Concedevano prestiti con tassi di interesse annui anche del 240%, praticamendo, nei fatti, uno dei lavori più antichi del mondo. I militari del Gruppo della Guardia di Finanza di Torre Annunziata, hanno arrestato 6 persone, tutte residenti nei comuni di Trecase e Torre Annunziata: sono tutte gravemente indiziate dei delitti di usura ed estorsione.
Il provvedimento, emesso d'urgenza dalla procura oplontina, rappresenta l'epilogo di una complessa indagine svolta dai finanzieri della Compagnia di Castellammare di Stabia. L'inchiesta è stata avviata a seguito di approfondimenti di alcune operazioni economiche anomale. Di conseguenza riscontrate poi con le denunce di
alcuni nuclei familiari e privati cittadini, vittime del reato.

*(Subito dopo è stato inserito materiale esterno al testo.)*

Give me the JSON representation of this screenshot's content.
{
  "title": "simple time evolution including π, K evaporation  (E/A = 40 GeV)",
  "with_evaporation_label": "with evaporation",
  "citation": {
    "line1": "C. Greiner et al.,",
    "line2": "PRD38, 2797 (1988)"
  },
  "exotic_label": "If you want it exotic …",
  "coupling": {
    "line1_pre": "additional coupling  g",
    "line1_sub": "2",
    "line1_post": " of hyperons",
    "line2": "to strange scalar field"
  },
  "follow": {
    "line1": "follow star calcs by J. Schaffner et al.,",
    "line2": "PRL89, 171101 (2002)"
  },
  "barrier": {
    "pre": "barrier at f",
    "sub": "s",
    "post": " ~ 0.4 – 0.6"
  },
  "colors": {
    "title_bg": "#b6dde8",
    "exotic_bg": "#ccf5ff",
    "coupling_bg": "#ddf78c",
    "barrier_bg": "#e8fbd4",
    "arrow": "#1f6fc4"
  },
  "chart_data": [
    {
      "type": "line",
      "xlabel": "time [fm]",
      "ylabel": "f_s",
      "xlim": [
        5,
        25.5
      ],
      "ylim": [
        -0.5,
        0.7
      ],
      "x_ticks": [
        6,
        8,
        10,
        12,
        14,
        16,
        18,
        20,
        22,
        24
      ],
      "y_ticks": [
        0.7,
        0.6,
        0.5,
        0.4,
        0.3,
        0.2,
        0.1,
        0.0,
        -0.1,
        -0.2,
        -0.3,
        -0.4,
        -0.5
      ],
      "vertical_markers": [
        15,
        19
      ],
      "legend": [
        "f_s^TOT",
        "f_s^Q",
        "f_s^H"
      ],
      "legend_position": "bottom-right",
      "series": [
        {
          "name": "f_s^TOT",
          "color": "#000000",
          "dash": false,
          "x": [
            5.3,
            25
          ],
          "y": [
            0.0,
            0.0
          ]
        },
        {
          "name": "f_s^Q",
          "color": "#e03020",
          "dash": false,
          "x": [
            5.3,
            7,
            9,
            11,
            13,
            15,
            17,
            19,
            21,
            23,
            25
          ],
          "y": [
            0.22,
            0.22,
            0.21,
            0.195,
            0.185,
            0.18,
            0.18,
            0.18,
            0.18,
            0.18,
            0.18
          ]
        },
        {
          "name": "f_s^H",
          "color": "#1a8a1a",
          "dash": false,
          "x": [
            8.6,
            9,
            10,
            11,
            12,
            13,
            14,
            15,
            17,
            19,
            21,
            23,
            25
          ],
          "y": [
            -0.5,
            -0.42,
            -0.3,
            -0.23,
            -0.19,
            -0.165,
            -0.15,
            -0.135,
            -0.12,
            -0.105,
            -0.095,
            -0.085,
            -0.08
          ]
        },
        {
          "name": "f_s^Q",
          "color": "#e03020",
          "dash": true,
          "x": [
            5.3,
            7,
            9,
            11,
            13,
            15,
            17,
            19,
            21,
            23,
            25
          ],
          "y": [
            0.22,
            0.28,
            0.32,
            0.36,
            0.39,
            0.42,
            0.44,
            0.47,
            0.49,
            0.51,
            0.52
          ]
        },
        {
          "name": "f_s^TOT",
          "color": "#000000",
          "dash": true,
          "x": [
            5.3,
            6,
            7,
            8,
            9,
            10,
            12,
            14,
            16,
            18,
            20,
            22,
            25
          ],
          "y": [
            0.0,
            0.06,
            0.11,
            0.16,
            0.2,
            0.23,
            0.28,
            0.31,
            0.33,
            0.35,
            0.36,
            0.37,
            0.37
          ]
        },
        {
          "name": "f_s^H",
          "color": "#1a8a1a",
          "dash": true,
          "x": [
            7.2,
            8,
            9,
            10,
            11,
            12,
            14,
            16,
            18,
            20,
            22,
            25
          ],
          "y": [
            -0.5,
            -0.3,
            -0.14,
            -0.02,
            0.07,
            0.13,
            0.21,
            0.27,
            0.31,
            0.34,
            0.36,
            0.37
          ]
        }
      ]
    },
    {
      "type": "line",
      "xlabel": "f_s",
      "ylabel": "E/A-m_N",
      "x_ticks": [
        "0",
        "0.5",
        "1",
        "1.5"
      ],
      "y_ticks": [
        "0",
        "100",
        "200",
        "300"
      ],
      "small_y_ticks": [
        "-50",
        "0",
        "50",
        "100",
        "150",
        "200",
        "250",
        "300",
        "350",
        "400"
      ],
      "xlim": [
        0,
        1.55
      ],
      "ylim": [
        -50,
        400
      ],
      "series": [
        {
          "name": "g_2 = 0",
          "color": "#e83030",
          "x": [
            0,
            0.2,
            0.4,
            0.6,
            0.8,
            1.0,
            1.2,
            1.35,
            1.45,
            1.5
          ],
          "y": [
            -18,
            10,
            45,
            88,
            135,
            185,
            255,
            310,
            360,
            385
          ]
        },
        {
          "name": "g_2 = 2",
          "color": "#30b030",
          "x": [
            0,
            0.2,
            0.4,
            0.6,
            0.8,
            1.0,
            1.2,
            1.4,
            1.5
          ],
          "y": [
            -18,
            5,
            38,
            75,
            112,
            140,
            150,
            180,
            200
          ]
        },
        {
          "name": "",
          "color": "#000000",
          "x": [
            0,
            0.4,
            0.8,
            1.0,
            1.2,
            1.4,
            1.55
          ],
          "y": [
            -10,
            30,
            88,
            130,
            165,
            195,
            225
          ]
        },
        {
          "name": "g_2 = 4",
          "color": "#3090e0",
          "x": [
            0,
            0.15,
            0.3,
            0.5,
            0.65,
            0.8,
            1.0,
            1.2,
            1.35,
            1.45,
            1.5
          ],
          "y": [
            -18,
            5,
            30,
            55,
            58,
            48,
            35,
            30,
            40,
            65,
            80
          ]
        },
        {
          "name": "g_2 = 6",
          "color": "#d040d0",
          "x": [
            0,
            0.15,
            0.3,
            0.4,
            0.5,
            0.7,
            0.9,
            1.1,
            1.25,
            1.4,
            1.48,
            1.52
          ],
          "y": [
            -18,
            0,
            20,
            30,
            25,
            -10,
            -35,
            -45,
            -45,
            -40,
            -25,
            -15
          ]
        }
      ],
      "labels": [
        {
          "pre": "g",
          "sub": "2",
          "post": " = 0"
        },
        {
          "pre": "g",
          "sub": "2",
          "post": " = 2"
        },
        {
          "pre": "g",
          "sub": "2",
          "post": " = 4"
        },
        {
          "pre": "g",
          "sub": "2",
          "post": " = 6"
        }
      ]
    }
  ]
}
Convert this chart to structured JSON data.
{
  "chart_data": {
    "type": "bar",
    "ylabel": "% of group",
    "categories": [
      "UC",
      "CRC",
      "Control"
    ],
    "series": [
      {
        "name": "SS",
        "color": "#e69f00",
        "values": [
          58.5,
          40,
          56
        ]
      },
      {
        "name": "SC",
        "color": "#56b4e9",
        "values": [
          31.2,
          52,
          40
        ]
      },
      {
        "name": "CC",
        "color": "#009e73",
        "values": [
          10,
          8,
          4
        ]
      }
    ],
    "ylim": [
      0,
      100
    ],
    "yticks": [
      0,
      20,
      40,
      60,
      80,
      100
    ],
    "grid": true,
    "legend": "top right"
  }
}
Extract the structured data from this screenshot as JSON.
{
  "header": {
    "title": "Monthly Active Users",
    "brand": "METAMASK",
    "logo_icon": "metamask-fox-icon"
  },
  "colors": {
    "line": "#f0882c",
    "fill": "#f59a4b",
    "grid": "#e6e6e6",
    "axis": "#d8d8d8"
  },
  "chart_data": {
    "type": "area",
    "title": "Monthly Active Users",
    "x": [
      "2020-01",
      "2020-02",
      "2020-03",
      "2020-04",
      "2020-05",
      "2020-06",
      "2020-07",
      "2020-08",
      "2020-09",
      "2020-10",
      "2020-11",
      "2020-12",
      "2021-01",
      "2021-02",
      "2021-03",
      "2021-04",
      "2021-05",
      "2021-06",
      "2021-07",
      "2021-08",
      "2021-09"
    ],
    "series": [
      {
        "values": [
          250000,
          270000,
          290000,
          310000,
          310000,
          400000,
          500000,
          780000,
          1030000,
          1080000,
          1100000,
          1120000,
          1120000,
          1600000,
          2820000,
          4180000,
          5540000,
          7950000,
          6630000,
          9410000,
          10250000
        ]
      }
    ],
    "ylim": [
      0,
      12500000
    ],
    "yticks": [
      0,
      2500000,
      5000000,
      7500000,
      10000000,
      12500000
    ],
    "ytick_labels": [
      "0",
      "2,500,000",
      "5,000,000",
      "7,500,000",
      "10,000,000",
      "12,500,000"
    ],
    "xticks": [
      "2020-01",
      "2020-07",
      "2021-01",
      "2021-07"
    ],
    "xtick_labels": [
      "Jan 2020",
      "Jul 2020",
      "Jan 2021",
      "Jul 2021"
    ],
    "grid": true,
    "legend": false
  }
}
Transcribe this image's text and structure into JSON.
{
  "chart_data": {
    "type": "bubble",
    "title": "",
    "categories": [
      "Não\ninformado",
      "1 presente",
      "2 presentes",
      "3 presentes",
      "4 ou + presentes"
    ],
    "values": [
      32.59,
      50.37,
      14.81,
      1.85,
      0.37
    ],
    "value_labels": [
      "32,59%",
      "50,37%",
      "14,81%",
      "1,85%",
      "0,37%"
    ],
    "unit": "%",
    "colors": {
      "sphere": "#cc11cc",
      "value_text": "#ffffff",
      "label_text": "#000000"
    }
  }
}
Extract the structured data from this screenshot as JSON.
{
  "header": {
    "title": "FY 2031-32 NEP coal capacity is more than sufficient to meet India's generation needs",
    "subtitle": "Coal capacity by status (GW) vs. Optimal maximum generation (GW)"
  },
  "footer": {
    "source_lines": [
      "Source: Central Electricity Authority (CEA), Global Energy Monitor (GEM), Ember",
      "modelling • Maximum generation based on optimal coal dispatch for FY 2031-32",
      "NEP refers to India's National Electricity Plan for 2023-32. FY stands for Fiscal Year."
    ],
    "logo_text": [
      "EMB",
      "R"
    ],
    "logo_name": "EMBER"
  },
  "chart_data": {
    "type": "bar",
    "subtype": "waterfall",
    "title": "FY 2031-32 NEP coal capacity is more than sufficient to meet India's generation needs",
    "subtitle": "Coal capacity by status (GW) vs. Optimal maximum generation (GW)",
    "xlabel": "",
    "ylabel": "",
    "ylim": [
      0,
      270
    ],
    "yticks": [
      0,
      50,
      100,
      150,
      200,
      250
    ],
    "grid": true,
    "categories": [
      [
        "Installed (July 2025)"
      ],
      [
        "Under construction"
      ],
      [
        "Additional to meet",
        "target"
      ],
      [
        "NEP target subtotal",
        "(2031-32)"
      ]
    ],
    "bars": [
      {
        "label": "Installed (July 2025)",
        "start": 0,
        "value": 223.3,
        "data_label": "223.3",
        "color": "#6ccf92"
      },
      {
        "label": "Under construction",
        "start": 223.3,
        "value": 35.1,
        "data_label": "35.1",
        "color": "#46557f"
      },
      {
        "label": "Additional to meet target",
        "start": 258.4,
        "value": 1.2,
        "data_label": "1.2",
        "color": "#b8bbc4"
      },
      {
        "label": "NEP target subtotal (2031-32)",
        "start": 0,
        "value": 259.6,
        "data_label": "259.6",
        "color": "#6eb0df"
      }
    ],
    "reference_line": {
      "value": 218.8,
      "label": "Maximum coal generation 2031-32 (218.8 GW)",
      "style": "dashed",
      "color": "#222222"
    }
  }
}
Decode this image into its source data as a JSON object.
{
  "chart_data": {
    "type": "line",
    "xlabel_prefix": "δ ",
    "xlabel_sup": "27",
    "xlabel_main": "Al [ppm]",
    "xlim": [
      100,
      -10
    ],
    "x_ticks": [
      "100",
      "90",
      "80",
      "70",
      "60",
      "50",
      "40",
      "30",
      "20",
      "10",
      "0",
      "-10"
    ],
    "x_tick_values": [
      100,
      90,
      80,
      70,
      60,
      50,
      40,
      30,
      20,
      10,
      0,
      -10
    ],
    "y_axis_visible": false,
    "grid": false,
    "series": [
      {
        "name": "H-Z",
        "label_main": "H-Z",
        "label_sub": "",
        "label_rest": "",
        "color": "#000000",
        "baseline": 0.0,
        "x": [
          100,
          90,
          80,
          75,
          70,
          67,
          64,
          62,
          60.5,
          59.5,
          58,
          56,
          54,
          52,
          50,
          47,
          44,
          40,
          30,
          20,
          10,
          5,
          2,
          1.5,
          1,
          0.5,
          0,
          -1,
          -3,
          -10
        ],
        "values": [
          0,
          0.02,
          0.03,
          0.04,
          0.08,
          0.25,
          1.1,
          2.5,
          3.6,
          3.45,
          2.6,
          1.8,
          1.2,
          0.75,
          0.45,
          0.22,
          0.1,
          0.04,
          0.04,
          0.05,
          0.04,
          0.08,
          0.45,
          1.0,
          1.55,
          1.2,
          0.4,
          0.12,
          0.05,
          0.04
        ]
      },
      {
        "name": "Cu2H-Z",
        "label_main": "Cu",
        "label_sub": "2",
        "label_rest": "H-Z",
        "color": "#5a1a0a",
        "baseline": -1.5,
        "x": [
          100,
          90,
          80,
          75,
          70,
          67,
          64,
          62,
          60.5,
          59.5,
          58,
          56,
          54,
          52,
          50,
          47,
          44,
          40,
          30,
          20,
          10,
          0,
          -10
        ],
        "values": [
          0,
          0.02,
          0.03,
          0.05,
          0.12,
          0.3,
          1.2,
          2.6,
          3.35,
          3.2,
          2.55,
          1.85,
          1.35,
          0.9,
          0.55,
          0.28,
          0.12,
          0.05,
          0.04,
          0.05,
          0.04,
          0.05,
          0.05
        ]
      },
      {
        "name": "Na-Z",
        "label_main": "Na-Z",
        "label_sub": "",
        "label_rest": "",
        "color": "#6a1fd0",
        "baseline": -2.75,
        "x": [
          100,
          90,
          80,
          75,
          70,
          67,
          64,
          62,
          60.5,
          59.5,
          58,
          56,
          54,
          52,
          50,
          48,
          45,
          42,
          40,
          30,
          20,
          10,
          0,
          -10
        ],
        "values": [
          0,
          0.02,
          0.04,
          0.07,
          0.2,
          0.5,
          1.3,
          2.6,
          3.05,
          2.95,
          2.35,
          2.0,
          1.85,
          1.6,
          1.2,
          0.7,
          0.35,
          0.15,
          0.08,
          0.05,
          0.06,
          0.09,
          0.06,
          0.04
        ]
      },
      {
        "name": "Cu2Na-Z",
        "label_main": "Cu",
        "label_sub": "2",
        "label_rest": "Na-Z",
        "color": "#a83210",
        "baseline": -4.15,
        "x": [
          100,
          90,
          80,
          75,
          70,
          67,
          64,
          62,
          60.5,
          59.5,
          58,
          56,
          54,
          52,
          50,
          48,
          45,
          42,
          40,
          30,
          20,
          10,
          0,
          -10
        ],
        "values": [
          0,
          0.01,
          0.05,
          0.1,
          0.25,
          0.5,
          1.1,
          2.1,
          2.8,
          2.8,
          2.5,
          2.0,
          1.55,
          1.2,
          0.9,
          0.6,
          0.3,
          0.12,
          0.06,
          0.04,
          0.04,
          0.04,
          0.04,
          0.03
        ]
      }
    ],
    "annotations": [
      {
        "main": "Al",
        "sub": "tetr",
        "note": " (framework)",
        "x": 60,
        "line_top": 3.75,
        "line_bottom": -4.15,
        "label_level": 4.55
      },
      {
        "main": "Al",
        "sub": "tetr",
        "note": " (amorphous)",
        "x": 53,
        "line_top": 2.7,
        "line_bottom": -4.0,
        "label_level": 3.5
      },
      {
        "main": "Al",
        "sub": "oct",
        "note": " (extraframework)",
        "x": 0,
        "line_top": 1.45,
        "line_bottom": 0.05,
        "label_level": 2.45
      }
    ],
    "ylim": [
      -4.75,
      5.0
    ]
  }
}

Le fiamme gialle stabiesi, attraverso riscontri analitici, sono riuscite ad accertare come gli indagati, a fronte dei prestiti concessi, richiedevano e ottenevano, applicando alle somme corrisposte tassi di interesse superiori anche al 240% annuale. Ma non solo la restituzione di denaro contante, anche l’intestazione diretta di beni immobili, obbligati a cederli allorquando non erano più in grado di onorare i propri debiti.
Pertanto, tutti gli indagati (tra cui due donne) sono stati tradotti chiusi nei carceri di Poggioreale e di Pozzuoli in attesa degli interrogatori di convalida e garanzia.